O tempo que mata
O que resta depois de uma certa idade? Lembranças, essa parte guardada na nossa memória que costuma ser paradoxal.
Os fatos alegres do passado não nos alegram hoje. Mas os ruins voltam a doer como doeram nos velhos tempos. O que pode acontecer é desencadear sorrisos tímidos e fugazes, na melhor das hipóteses.
Tenho uma amiga na Alemanha, que saiu do Brasil há 50 anos. Falamo-nos pelo WhatsApp.
Dançamos nos mesmos bailes, nas mesmas reuniões dançantes, vimos as mesmas paisagens, tivemos os mesmos amigos e amigas, sentimos os mesmos cheiros até dos perfumes da época. Rimos muito e choramos quando Aquela Que Nunca Falha levou alguém das nossas relações.
Passadas todas estas décadas continuamos a reviver instantes fugazes de quase namoro.
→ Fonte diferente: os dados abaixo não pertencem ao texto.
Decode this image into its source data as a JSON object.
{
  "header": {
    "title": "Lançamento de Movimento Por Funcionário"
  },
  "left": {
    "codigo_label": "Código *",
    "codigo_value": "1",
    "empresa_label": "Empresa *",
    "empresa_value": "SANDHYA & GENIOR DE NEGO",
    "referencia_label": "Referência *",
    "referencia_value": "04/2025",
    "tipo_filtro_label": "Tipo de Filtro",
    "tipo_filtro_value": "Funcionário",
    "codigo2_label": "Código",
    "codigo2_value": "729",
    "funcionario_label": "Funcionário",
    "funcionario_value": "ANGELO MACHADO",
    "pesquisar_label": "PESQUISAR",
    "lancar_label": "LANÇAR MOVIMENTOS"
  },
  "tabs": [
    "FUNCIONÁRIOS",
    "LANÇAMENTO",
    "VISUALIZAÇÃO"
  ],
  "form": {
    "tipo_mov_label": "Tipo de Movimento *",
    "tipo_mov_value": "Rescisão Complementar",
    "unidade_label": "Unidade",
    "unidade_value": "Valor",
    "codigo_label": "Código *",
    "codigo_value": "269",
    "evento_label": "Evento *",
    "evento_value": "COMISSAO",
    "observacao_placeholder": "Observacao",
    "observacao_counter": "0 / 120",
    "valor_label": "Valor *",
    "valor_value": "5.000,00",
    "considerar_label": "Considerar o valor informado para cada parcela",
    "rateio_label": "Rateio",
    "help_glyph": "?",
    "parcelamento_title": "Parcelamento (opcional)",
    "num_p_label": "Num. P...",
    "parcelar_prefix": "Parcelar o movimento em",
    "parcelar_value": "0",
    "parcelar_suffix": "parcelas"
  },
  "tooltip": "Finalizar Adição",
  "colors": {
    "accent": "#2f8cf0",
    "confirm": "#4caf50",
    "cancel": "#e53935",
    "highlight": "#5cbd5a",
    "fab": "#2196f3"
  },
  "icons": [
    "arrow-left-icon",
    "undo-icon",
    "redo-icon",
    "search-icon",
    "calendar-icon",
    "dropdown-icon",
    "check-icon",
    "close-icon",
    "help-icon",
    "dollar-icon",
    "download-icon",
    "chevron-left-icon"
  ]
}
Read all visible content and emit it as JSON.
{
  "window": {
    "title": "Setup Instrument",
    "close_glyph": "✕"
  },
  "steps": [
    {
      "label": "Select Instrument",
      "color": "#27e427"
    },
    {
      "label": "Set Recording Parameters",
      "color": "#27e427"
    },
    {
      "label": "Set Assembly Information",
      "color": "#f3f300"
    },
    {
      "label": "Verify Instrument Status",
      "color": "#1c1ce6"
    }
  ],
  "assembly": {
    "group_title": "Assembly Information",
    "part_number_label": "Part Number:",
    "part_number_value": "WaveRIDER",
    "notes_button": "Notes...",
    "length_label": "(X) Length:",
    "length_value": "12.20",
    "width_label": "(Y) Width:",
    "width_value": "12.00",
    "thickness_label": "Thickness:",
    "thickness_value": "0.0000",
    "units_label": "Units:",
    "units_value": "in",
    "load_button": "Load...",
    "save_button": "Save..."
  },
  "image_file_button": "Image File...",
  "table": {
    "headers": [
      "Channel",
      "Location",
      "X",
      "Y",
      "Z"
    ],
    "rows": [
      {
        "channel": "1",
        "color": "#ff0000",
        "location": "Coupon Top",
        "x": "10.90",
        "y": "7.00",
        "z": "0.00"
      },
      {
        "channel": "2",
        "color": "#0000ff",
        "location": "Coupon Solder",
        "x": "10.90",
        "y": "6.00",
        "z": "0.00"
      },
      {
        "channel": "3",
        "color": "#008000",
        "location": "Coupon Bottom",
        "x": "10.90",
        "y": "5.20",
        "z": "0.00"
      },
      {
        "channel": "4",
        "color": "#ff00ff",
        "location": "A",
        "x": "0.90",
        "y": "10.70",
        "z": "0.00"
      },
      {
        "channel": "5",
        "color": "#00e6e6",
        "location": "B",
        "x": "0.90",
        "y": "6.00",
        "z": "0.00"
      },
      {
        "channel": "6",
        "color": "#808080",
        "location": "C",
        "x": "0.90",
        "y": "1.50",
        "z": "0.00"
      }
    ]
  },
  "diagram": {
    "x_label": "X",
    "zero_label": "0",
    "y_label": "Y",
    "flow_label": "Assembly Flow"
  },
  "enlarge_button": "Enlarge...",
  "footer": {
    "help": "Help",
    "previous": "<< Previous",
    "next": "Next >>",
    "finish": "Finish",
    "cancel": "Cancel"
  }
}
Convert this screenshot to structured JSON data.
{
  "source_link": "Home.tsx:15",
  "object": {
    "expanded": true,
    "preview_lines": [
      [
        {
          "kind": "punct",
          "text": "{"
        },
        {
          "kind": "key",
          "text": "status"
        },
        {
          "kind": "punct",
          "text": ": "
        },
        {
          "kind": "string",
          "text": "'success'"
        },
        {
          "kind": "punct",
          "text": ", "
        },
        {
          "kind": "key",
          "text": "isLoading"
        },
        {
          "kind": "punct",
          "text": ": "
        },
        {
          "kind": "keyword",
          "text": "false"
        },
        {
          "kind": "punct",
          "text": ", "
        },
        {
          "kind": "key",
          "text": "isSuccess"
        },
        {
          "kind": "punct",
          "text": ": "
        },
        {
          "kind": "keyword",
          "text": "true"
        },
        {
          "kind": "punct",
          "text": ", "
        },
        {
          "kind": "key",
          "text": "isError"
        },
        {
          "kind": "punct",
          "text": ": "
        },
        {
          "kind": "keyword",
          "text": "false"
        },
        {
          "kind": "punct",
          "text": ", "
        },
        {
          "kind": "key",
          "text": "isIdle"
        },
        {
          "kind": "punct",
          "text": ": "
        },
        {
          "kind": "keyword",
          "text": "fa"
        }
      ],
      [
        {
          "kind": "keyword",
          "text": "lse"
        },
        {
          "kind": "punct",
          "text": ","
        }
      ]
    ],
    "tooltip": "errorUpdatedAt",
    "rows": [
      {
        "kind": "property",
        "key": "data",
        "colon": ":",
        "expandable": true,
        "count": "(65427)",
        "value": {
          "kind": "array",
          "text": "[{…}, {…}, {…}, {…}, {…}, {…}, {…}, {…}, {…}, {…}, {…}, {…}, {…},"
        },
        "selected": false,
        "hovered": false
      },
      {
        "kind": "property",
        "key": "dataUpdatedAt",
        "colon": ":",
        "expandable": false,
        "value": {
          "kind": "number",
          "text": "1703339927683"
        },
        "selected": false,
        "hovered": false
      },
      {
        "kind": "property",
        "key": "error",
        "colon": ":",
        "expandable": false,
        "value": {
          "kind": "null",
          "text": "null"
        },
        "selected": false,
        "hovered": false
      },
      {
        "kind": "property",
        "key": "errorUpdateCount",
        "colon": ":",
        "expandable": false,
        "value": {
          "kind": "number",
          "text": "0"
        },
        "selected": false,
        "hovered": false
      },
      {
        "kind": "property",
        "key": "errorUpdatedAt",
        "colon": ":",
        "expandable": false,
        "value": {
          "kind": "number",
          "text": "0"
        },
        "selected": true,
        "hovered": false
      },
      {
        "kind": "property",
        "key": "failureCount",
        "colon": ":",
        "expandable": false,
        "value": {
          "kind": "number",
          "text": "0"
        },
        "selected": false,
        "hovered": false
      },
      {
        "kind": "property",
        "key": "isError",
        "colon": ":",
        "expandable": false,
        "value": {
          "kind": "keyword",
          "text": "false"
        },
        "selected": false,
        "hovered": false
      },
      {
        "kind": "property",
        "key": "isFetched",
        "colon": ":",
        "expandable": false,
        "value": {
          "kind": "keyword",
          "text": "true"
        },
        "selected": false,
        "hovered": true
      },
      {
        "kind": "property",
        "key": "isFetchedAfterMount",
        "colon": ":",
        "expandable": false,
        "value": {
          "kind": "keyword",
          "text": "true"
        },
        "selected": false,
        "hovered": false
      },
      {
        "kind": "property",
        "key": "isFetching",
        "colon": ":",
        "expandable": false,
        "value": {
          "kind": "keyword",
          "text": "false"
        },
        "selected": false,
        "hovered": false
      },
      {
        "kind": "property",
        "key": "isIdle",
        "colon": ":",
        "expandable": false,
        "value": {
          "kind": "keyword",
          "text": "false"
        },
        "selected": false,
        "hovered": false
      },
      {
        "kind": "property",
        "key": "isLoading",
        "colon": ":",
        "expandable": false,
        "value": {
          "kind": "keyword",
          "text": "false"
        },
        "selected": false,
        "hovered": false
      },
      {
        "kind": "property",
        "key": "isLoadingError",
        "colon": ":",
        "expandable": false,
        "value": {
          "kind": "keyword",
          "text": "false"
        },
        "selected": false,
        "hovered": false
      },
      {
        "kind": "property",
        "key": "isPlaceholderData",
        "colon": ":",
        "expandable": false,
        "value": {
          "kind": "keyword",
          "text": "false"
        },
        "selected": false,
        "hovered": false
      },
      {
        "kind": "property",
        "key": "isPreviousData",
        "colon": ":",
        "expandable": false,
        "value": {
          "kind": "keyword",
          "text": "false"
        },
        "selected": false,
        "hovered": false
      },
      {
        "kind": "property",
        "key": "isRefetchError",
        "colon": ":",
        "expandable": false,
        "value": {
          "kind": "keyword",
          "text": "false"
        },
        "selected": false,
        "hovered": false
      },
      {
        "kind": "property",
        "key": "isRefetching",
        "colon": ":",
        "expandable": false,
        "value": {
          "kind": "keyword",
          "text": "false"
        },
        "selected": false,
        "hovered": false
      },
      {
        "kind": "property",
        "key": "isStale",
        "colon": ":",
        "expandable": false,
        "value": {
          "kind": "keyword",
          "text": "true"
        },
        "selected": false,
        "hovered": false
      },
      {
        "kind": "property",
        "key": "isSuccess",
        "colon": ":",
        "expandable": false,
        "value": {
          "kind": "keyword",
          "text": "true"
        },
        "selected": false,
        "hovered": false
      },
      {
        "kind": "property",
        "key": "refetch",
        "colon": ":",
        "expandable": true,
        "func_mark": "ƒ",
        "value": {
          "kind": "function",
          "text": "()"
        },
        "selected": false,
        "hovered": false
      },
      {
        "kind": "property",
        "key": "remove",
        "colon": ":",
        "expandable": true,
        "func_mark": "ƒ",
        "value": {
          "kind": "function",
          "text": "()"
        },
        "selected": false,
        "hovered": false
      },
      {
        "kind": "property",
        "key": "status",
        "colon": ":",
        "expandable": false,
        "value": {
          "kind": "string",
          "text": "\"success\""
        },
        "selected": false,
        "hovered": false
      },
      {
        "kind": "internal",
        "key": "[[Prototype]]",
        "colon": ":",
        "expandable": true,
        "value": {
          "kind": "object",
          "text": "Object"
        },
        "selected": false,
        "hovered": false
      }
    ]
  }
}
Lembramos dos nossos pais, dos verões tórridos e dos invernos inclementes. Botamos a conversa em dia, falamos do hoje.
Mas no fim da conversa, fica uma sensação que queremos de volta o tempo passado, mesmo sabendo que isso é impossível. Quando falamos do presente, somos quase estranhos.
O tempo não só nos rouba a mocidade, também nos rouba a esperança. Felizes dos que não têm memória passada.